The following is a logical procedure for applying the Euler-Lagrange equations to classical mechanics.

1) Select a set of independent generalized coordinates:

Select an optimum set of independent generalized coordinates as described in chapter \(6.5.1\). Use of generalized coordinates is always advantageous since they incorporate the constraints, and can reduce the number of unknowns, both of which simplify use of Lagrangian mechanics

2) Partition of the active forces:

The active forces should be partitioned into the following three groups:

Conservative one-body forces plus the velocity-dependent electromagnetic force which can be characterized by the scalar potential \(U\), that is absorbed into the Lagrangian. The gravitational forces plus the velocity-dependent electromagnetic force can be absorbed into the potential \(U\) as discussed in chapter \(6.10\). This approach is by far the easiest way to account for such forces in Lagrangian mechanics.
Holonomic constraint forces provide algebraic relations that couple some of the generalized coordinates. This coupling can be used either to reduce the number of generalized coordinates used, or to determine these holonomic constraint forces using the Lagrange multiplier approach.
Generalized forces provide a mechanism for introducing non-conservative and non-holonomic constraint forces into Lagrangian mechanics. Typically general forces are used to introduce dissipative forces.

Typical systems can involve a mixture of all three categories of active forces.

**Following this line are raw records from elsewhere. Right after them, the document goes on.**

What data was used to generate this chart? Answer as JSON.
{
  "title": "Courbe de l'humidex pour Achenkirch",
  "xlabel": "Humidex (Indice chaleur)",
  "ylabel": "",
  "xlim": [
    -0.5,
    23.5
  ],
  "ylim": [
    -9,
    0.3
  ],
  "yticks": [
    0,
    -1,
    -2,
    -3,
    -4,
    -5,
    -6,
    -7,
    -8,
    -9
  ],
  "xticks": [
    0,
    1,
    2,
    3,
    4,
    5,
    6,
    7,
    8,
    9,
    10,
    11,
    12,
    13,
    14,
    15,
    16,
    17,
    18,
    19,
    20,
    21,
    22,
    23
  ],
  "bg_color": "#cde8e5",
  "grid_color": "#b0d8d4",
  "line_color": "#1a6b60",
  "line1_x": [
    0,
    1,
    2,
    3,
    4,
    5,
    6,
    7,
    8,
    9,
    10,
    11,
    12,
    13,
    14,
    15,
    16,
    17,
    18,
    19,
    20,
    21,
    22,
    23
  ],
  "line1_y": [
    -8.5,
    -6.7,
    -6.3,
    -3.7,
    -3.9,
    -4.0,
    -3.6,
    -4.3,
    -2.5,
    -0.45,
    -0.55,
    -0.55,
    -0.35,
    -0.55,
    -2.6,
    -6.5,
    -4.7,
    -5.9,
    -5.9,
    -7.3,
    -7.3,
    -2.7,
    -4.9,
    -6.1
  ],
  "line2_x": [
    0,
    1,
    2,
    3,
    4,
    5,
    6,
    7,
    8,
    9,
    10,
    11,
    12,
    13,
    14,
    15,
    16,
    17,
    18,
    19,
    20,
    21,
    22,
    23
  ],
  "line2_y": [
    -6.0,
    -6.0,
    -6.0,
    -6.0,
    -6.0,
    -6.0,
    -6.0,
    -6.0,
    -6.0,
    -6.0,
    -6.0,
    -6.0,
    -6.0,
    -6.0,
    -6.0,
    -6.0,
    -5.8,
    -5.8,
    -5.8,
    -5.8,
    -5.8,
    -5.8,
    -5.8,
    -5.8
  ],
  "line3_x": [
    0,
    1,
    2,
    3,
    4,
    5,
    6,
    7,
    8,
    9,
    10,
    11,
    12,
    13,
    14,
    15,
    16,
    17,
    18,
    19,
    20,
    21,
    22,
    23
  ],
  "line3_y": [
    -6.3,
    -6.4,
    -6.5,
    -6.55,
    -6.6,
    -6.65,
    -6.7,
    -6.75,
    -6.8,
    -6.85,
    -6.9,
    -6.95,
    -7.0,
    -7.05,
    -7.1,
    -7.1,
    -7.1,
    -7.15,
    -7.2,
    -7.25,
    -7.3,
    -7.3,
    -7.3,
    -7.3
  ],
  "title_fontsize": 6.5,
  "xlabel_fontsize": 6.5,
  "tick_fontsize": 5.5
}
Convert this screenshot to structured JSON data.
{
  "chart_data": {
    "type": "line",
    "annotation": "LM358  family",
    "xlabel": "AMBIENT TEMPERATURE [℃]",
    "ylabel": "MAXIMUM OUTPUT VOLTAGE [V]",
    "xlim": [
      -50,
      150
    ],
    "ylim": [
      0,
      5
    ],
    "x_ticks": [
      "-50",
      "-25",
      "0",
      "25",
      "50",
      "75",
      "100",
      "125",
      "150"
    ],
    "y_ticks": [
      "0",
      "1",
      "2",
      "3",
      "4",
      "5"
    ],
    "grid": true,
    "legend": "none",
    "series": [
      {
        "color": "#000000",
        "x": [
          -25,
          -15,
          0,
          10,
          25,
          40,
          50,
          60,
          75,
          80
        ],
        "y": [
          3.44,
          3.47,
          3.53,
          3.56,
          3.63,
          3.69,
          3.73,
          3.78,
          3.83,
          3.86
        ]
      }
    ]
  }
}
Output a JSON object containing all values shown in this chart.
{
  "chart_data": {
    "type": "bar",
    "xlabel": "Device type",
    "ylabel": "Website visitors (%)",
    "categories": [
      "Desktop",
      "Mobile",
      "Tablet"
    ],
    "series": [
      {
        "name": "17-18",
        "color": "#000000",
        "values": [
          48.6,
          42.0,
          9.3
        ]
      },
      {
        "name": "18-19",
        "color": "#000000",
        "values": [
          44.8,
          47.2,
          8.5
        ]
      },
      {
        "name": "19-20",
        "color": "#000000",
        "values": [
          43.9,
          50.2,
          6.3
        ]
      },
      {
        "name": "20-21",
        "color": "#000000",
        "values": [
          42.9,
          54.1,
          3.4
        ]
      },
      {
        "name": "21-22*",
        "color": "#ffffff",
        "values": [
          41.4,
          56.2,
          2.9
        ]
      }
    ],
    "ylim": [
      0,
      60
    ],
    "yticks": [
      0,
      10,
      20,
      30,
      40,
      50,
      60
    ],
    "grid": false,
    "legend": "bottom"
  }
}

For example, mechanical systems often include gravity, introduced as a potential, holonomic constraint forces are determined using Lagrange multipliers, and dissipative forces are included as generalized forces.

3) Minimal set of generalized coordinates:

The ability to embed constraint forces directly into the generalized coordinates is a tremendous advantage enjoyed by the Lagrangian and Hamiltonian variational approaches to classical mechanics. If the constraint forces are not required, then choice of a minimal set of generalized coordinates significantly reduces the number of equations of motion that need to be solved.

4) Derive the Lagrangian:

The Lagrangian is derived in terms of the generalized coordinates and including the conservative forces that are buried into the scalar potential \(U.\)

5) Derive the equations of motion:

Equation \ref{6.60} is solved to determine the \(n\) generalized coordinates, plus the \(m\) Lagrange multipliers characterizing the holonomic constraint forces, plus any generalized forces that were included. The holonomic constraint forces then are given by evaluating the \(\lambda _{k} \frac{\partial g_{k}}{\partial q_{j}}(\mathbf{q},t)\) terms for the \(m\) holonomic forces.

In summary, in Lagrangian mechanics is based on energies which are scalars in contrast to Newtonian mechanics which is based on vector forces and momentum. As a consequence, Lagrange mechanics allows use of any set of independent generalized coordinates, which do not have to be orthogonal, and they can have very different units for different variables. The generalized coordinates can incorporate the correlations introduced by constraint forces.

The active forces are split into the following three categories;

Velocity-independent conservative forces are taken into account using scalar potentials \(U_{i}\).
Holonomic constraint forces can be determined using Lagrange multipliers.
Non-holonomic constraints require use of generalized forces \(Q_{j}^{EXC}\).

Use of the concept of scalar potentials is a trivial and powerful way to incorporate conservative forces in Lagrangian mechanics. The Lagrange multipliers approach requires using the Euler-Lagrange equations for \(n+m\) coordinates but determines both holonomic constraint forces and equations of motion simultaneously. Non-holonomic constraints and dissipative forces can be incorporated into Lagrangian mechanics via use of generalized forces which broadens the scope of Lagrangian mechanics.

Note that the equations of motion resulting from the Lagrange-Euler algebraic approach are the same equations of motion as obtained using Newtonian mechanics. However, the Lagrangian is a scalar which facilitates rotation into the most convenient frame of reference. This can greatly simplify determination of the equations of motion when constraint forces apply. As discussed in chapter \(17\), the Lagrangian and the Hamiltonian variational approaches to mechanics are the only viable way to handle relativistic, statistical, and quantum mechanics.

²Euler’s differential equation is ubiquitous in Lagrangian mechanics. Thus, for brevity, it is convenient to define the concept of the Lagrange linear operator \(\Lambda_j \), as described in table \(19.6.1\).

\[\Lambda_j \equiv \frac{d}{dt} \frac{\partial}{\partial \dot{q}_j} - \frac{\partial}{\partial q_j}\]

where \(\Lambda_j\) operates on the Lagrangian \(L\). Then Euler’s equations can be written compactly in the form \(\Lambda_jL = 0\).